Les socialistes ont réalisé une percée historique dans des bastions traditionnellement conservateurs, s’emparant de villes comme Nantes, Rennes, Angers et Montpellier, qui allaient rester sous leur emprise pendant des décennies. Les communistes, eux aussi, ont conquis des villes importantes telles que Reims et Saint-Étienne, marquant ainsi un renforcement spectaculaire de leur influence locale. Ce revers a souligné la fragilité du pouvoir en place et la capacité des électeurs à provoquer des retournements politiques radicaux.

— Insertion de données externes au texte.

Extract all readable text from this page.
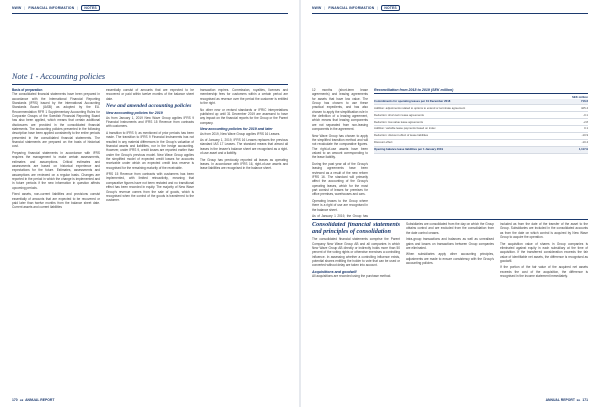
NWW | FINANCIAL INFORMATION |	NOTES
Note 1 - Accounting policies
Basis of preparation

The consolidated financial statements have been prepared in accordance with the International Financial Reporting Standards (IFRS) issued by the International Accounting Standards Board (IASB) as adopted by the EU. Recommendation RFR 1 Supplementary Accounting Rules for Corporate Groups of the Swedish Financial Reporting Board has also been applied, which means that certain additional disclosures are provided in the consolidated financial statements. The accounting policies presented in the following description have been applied consistently to the entire periods presented in the consolidated financial statements. The financial statements are prepared on the basis of historical cost.

Preparing financial statements in accordance with IFRS requires the management to make certain assessments, estimates and assumptions. Critical estimates and assessments are based on historical experience and expectations for the future. Estimates, assessments and assumptions are reviewed on a regular basis. Changes are reported in the period in which the change is implemented and in future periods if the new information in question affects upcoming periods.

Fixed assets, non-current liabilities and provisions consist essentially of amounts that are expected to be recovered or paid later than twelve months from the balance sheet date. Current assets and current liabilities

essentially consist of amounts that are expected to be recovered or paid within twelve months of the balance sheet date.

New and amended accounting policies
New accounting policies for 2019

As from January 1, 2019 New Wave Group applies IFRS 9 Financial Instruments and IFRS 15 Revenue from contracts with customers.

A transition to IFRS 9, as mentioned of prior periods has been made. The transition to IFRS 9 Financial Instruments has not resulted in any material differences in the Group's valuation of financial assets and liabilities, nor in the hedge accounting. However, under IFRS 9, credit losses are reported earlier than under the Group's previous model. New Wave Group applies the simplified model of expected credit losses for accounts receivable under which an expected credit loss reserve is recognised for the remaining maturity of the receivable.

IFRS 15 Revenue from contracts with customers has been implemented, with limited retroactivity, meaning that comparative figures have not been restated and no transitional effect has been recorded in equity. The majority of New Wave Group's revenue comes from the sale of goods, which is recognised when the control of the goods is transferred to the customer.

transaction expires. Commission, royalties, licenses and membership fees for customers within a certain period are recognised as revenue over the period the customer is entitled to the right.

No other new or revised standards or IFRIC interpretations published up until 31 December 2019 are assessed to have any impact on the financial reports for the Group or the Parent company.

New accounting policies for 2019 and later

As from 2019, New Wave Group applies IFRS 16 Leases.

As of January 1, 2019, IFRS 16 Leases replaces the previous standard IAS 17 Leases. The standard means that almost all leases in the lessee's balance sheet are recognised as a right-of-use asset and a liability.

The Group has previously reported all leases as operating leases. In accordance with IFRS 16, right-of-use assets and lease liabilities are recognised in the balance sheet.

170 ◂◂ ANNUAL REPORT
NWW | FINANCIAL INFORMATION |	NOTES

12 months (short-term lease agreements) and leasing agreements for assets that have low value. The Group has chosen to use these practical expedients, and has also chosen to apply the simplification rule in the definition of a leasing agreement, which means that leasing components are not separated from non-leasing components in the agreement.

New Wave Group has chosen to apply the simplified transition method and will not recalculate the comparative figures. The right-of-use assets have been valued to an amount corresponding to the lease liability.

During the past year all of the Group's leasing agreements have been reviewed as a result of the new reform IFRS 16. The standard will primarily affect the accounting of the Group's operating leases, which for the most part consist of leases for premises for office premises, warehouses and cars.

Operating leases to the Group where there is a right of use are recognised in the balance sheet.

As of January 1 2019, the Group has

Reconciliation from 2018 to 2019 (SEK million)
SEK million
Commitments for operating leases per 31 December 2018	716.6
Addition: adjustments related to options to extend or terminate agreement	425.4
Deduction: short-term lease agreements	-0.1
Deduction: low-value lease agreements	-2.8
Addition: variable lease payments based on index	0.1
Deduction: discount effect of lease liabilities	-10.9
Discount effect	-10.4
Opening balance lease liabilities per 1 January 2019	1,117.9
Consolidated financial statements and principles of consolidation

The consolidated financial statements comprise the Parent Company New Wave Group AB and all companies in which New Wave Group AB directly or indirectly holds more than 50 percent of the voting rights or otherwise exercises a controlling influence. In assessing whether a controlling influence exists, potential shares entitling the holder to vote that can be used or converted without delay are taken into account.

Acquisitions and goodwill

All acquisitions are recorded using the purchase method.

Subsidiaries are consolidated from the day on which the Group obtains control and are excluded from the consolidation from the date control ceases.

Intra-group transactions and balances as well as unrealised gains and losses on transactions between Group companies are eliminated.

When subsidiaries apply other accounting principles, adjustments are made to ensure consistency with the Group's accounting policies.

included as from the date of the transfer of the asset to the Group. Subsidiaries are included in the consolidated accounts as from the date on which control is acquired by New Wave Group to acquire the operation.

The acquisition value of shares in Group companies is eliminated against equity in each subsidiary at the time of acquisition. If the transferred consideration exceeds the fair value of identifiable net assets, the difference is recognised as goodwill.

If the portion of the fair value of the acquired net assets exceeds the cost of the acquisition, the difference is recognised in the income statement immediately.

ANNUAL REPORT ▸▸ 171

Pourtant, cette euphorie de gauche n’allait pas durer. Six ans plus tard, le pendule a brutalement oscillé dans l’autre direction. Les élections municipales de 1983 ont vu une vague de droite écrasante balayer le pays, corrigeant les excès perçus de la période précédente. Cette volatilité électorale démontre une certaine inconstance des Français, toujours prompts à punir les partis au pouvoir, qu’ils soient de gauche ou de droite. Ces épisodes mettent en lumière une France fracturée, capable des revirements les plus inattendus, dont les conséquences se font encore sentir aujourd’hui.